Spiabooks
Pia Wortham
Crescentia Alata
I am still surprised every time I see this tree. There are three individual Crescentia Alatas that I know well but this one is my favorite. Actually, it is a pair of very old trees growing in the middle of granite boulders that are the home of a family of black iguanas. The fruit growing from the branches seems the work of a glue gun rather than evolution. The leaves also look somehow glued together and they grow lining the taller branches like armies of small people walking upward toward the sun. Even though the tree blooms throughout the year I have seen explosions of blooms after very heavy rains.
Cauliflory is the growth of flowers from tree trunks and main branches rather than the tips of the small branches at the top of the tree. This placement allows smaller trees to compete with the taller ones by attracting non-flying or low flying pollinators to flowers that are also accessible to crawling insects and small terrestrial mammals. In terms of echolocation, a large flower stands out from a relatively smooth trunk much more than small flowers on the end of small branches.

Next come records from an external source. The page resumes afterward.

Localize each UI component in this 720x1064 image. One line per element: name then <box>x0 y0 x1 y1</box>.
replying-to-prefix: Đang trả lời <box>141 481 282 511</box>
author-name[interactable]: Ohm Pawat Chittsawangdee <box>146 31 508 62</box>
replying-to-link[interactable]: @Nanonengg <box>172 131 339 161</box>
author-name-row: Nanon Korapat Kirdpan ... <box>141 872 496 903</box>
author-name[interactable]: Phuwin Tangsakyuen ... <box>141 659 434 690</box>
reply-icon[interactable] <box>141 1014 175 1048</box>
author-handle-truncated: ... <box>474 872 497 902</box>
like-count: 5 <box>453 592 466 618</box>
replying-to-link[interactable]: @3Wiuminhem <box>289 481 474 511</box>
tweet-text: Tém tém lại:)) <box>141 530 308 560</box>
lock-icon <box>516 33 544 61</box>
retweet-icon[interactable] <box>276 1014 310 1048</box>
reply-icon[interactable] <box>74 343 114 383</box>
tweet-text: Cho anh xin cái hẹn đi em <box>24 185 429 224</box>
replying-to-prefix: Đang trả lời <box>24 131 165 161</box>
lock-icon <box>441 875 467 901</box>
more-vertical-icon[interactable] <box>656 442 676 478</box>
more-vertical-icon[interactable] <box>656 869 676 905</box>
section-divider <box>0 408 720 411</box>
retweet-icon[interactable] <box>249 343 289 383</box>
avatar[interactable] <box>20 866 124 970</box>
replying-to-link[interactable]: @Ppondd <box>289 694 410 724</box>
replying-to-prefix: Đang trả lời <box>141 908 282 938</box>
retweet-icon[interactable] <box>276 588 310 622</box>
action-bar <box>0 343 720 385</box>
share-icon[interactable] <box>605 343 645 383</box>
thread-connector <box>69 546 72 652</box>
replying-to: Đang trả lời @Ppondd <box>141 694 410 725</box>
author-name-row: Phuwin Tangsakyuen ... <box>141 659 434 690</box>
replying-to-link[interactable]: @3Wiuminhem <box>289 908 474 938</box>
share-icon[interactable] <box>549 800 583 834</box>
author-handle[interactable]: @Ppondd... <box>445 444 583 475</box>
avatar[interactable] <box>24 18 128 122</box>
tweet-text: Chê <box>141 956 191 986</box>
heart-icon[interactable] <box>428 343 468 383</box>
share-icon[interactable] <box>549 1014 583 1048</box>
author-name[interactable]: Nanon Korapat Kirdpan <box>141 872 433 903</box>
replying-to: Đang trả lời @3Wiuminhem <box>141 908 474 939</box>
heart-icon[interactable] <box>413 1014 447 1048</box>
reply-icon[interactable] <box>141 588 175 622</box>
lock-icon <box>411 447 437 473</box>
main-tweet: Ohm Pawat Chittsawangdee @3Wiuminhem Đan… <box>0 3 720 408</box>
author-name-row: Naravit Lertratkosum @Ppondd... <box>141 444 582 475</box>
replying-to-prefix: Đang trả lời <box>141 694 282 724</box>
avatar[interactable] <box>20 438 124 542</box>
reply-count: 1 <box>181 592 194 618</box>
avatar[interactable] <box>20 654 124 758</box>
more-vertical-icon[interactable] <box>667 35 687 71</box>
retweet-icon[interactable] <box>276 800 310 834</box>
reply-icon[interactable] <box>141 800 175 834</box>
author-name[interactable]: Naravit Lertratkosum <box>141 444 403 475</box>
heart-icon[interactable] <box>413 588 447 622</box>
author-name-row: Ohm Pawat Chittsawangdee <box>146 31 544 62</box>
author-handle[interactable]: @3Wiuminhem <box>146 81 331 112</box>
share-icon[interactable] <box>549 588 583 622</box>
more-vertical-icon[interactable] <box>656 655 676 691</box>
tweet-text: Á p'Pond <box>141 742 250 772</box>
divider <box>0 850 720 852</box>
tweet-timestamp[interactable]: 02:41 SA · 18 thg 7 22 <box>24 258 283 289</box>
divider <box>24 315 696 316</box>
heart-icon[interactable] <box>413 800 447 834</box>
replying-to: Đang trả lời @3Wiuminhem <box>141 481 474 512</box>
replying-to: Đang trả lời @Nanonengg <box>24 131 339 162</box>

I imagine that the internal system of nutrient delivery must be quite different in cauliflorous plants than in conventional angiosperms. Another cauliflorous tree with is the Therabroma Cacao, which has small flowers and is pollinated by mites and beetles, the trees that target small mammals as pollinators have evolved larger flowers with more nectar to appeal to these mammals’ larger appetites.
Bats ability to fly gave them an advantage over these terrestrial mammals, although the bats that feed from the Crescentia Alata must not only fly but also be able to hover like hummingbirds. Bats that pollinate cacti and agave must land on the plant in order to feed. But hovering takes a lot of energy, so these bats have evolved long tongues with erectile hairs on their tips that plump up when dipped in nectar to maximize nectar volume intake.
What does the plant gain from catering exclusively to bats?
Bats carry more pollen than insects can on the special hairs of their head and face. The pollen is also more varied because bats travel so far between trees to feed. This trap line way of feeding carries the pollen further afield. Bats are the champions of tropical reforestation yet the fragmentation of tropical habitats puts nectar-feeding bats at the highest risk for extinction of all bat species.